Several experiences prepared me for this role. First, I’m a primary care physician who has cared for patients for more than 20 years. During that time, I helped run and expand office-based and virtual medical groups, which gave me insight into the challenges and opportunities of delivering care at scale. I also have extensive experience with Epic as a physician champion, user, and vendor partner (through my first company, healthfinch), so I understand how to integrate technology into clinical workflows. Lastly, I’ve spent my entire career in digital health entrepreneurial activities and startups. I love the excitement and energy of creating something new—and the challenge of improving the very complex arena of healthcare.

Looking back on your journey with KeyCare, what has been the most rewarding aspect of building a company that addresses such critical challenges in healthcare?

For me, it’s seeing how technology can make life easier for physicians and better for patients at the same time. I believe the real issue isn’t so much a physician shortage as it is a shortage of efficient systems. Demonstrating that we can use virtual care to increase patient access while reducing stress for doctors is incredibly gratifying.

How has your partnership with HealthX contributed to the growth and success of KeyCare, and what unique value has HealthX brought to your mission of expanding access to quality healthcare?

I’ve known Mark Bakken since he was an early investor in my previous company: healthfinch, and he’s always been a trusted mentor and advisor. When we sold that company, I knew I wanted to work with him again, especially once he started HealthX. Their team has been indispensable in helping us shape our vision and strategy, raising capital, connecting with early health system partners, and recruiting top-tier talent. HealthX’s healthcare focus and industry expertise have accelerated our growth and solidified our reputation as a leader in connected virtual care.

Looking ahead, what do you see as the most significant trends or challenges in virtual healthcare, and how is KeyCare positioned to address them?

Improving healthcare access will remain a top priority, and virtual care is a key tool for achieving that. We’ve seen “Telehealth 1.0,” where companies operate in isolation without access to past medical records, can’t easily share information with other providers, and spend a lot of money building proprietary technology and trying to create their own brands. This model is both inefficient and expensive.

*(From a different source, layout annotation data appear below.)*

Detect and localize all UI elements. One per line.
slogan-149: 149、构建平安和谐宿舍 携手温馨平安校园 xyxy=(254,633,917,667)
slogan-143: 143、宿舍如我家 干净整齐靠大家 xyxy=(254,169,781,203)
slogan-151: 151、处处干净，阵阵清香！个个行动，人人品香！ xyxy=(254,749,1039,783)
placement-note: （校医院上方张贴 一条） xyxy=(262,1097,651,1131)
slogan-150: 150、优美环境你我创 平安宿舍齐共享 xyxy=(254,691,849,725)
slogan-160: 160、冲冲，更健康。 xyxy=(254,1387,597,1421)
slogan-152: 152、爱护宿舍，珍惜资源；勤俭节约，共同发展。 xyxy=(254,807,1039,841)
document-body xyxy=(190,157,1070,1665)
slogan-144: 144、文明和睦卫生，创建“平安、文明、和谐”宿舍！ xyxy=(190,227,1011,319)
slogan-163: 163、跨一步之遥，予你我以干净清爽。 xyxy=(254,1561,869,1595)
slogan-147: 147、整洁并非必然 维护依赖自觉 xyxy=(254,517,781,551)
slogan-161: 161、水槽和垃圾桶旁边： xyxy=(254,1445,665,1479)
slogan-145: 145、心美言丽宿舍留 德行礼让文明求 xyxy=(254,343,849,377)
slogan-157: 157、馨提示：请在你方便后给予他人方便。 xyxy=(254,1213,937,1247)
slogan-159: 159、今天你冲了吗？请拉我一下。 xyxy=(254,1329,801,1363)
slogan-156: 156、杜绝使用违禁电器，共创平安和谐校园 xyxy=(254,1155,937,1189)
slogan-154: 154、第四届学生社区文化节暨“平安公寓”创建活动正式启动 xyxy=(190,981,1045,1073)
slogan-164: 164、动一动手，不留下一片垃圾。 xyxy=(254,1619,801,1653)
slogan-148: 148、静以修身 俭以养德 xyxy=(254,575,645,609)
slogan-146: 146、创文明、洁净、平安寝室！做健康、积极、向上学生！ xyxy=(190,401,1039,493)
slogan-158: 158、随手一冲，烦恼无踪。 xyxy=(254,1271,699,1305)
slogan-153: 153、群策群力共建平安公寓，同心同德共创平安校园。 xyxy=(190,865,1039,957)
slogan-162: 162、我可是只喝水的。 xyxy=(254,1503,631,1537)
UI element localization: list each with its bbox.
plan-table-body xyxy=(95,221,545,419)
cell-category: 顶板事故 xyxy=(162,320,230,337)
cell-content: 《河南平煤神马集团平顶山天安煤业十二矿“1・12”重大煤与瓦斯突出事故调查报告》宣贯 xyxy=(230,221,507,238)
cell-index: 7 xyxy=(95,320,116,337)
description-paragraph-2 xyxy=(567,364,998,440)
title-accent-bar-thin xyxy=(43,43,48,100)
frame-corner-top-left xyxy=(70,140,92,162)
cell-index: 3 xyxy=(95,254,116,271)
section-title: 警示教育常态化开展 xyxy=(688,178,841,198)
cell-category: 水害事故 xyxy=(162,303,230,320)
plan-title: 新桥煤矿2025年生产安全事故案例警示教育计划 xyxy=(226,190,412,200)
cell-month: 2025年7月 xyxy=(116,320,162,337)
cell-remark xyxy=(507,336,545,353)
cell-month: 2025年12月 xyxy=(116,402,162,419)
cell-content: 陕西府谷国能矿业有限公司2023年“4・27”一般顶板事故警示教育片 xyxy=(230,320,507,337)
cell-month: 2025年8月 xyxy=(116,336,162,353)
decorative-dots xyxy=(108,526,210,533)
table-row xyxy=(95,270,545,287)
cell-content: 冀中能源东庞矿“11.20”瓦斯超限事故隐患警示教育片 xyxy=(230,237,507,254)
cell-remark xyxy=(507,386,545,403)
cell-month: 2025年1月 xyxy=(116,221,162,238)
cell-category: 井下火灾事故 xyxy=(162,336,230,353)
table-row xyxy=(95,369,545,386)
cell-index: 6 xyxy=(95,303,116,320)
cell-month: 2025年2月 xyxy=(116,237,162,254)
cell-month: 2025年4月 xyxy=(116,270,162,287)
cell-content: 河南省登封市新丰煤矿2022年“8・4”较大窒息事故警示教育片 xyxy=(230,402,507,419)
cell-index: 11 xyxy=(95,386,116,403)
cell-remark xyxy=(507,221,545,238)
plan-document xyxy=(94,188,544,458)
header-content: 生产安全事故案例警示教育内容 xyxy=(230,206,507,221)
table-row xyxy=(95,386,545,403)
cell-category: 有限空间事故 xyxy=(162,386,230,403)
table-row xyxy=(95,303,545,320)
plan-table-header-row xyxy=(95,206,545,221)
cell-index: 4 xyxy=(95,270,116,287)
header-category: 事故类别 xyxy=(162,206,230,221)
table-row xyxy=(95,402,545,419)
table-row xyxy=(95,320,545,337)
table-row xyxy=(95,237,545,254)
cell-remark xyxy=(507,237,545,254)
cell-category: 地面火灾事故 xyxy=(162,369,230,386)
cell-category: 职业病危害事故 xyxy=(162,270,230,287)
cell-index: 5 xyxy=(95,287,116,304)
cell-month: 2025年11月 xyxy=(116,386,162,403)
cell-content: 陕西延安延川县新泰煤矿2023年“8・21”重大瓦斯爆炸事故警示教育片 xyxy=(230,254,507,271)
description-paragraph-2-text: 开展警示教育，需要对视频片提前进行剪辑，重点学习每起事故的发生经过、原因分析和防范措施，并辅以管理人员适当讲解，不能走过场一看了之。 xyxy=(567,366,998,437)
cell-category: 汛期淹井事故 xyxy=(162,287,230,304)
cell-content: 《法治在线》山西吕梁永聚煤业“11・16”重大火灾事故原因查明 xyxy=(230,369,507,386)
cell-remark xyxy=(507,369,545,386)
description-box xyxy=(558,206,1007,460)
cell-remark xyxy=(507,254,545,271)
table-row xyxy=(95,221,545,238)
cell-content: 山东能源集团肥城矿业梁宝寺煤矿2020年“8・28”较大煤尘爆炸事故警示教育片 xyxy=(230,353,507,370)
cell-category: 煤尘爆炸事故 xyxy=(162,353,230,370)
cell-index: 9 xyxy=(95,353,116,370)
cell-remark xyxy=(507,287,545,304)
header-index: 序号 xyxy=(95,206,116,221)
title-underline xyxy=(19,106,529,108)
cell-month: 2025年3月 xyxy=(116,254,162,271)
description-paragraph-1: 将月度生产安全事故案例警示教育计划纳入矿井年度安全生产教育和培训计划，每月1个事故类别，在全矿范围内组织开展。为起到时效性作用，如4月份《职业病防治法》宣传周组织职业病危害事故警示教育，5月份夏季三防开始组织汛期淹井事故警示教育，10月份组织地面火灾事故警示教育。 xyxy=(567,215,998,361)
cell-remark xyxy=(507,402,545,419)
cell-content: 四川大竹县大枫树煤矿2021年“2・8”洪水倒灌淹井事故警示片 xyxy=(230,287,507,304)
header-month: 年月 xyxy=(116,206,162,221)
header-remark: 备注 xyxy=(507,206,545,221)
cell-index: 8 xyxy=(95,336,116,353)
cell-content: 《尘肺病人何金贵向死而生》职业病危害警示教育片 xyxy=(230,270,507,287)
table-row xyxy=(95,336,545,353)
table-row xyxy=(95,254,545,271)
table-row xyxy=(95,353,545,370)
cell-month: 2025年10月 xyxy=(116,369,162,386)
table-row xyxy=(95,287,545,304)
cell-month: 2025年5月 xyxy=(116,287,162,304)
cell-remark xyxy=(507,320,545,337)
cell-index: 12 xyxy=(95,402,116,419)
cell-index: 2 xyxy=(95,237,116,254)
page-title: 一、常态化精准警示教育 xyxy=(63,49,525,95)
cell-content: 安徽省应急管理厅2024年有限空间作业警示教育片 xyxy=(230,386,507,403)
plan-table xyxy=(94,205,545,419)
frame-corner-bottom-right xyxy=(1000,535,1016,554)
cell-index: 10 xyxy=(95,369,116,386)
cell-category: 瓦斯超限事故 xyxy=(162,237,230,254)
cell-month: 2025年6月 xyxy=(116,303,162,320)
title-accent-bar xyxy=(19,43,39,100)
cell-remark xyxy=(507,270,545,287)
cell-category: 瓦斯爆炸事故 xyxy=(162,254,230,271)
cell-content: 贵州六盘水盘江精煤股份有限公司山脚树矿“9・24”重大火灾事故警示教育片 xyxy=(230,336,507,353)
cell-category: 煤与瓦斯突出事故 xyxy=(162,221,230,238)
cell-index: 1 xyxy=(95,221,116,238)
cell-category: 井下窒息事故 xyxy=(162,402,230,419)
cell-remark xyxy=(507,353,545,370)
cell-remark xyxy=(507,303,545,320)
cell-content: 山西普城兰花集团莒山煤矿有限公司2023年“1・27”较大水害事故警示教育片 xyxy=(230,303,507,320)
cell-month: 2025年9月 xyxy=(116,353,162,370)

In contrast, KeyCare is driving “Telehealth 2.0,” creating tech-enabled virtual care teams that seamlessly integrate with health systems via Epic, enabling smooth data exchange and coordinated workflows. This delivers higher quality, more seamless patient experiences, and reduces the overall cost of care.

The greatest challenge may be sustaining the financial alignment needed for virtual care. In fee-for-service models, payers have seen that telehealth lowers costs by expanding access and reducing reliance on urgent and emergency care. In value-based models, it can easily help reduce total cost of care while increasing capacity for health systems. By focusing on interoperability and collaboration, KeyCare is positioned to help health systems and payers thrive in whichever financial model they adopt.